Finding optimal solutions for vehicle routing problem with pickup and delivery services with time windows: A dynamic programming approach based on state-space-time network representations

TL;DR

This paper introduces a novel dynamic programming approach using a state-space-time network model to optimize vehicle routing with pickup, delivery, and time windows, effectively solving complex transportation problems.

Contribution

It presents a new multi-commodity network flow model and a dynamic programming algorithm for VRPPDTW, integrating vehicle states and using Lagrangian relaxation for multi-vehicle optimization.

Findings

Effective in medium and large-scale networks

Reduces search space with strategic algorithms

Demonstrates improved routing solutions

Abstract

Optimization of on-demand transportation systems and ride-sharing services involves solving a class of complex vehicle routing problems with pickup and delivery with time windows (VRPPDTW).
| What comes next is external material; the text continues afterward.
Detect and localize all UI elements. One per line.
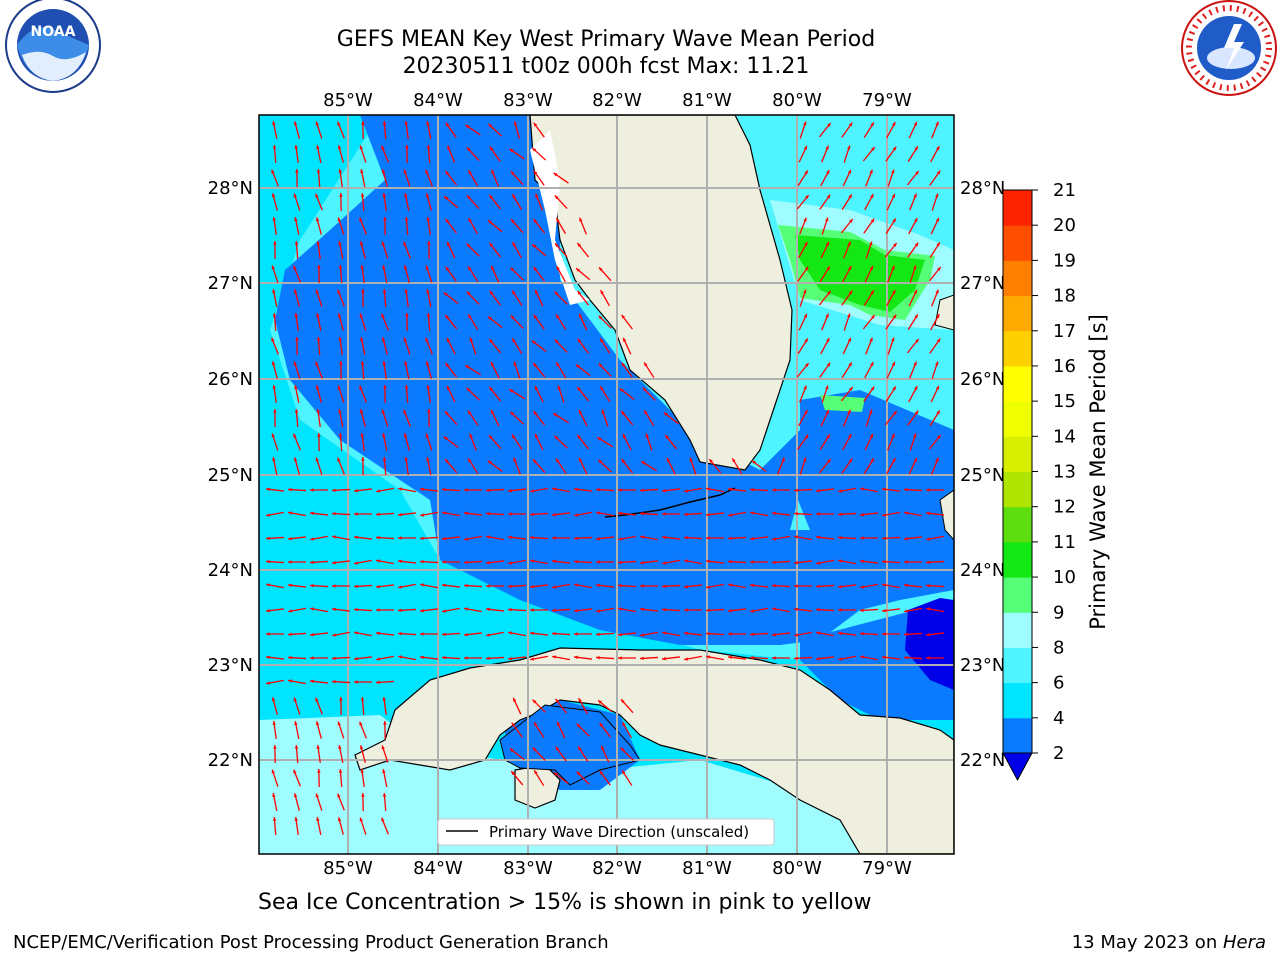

This paper first proposes a new time-discretized multi-commodity network flow model for the VRPPDTW based on the integration of vehicles carrying states within space-time transportation networks, so as to allow a joint optimization of passenger-to-vehicle assignment and turn-by-turn routing in congested transportation networks. Our three-dimensional state-space-time network construct is able to comprehensively enumerate possible transportation states at any given time along vehicle space-time paths, and further allows a forward dynamic programming solution algorithm to solve the single vehicle VRPPDTW problem. By utilizing a Lagrangian relaxation approach, the primal multi-vehicle routing problem is decomposed to a sequence of single vehicle routing sub-problems, with Lagrangian multipliers for individual passengers requests being updated by sub-gradient-based algorithms. We further discuss a number of search space reduction strategies and test our algorithms, implemented through a specialized program in C++, on medium-scale and large-scale transportation networks, namely the Chicago sketch and Phoenix regional networks.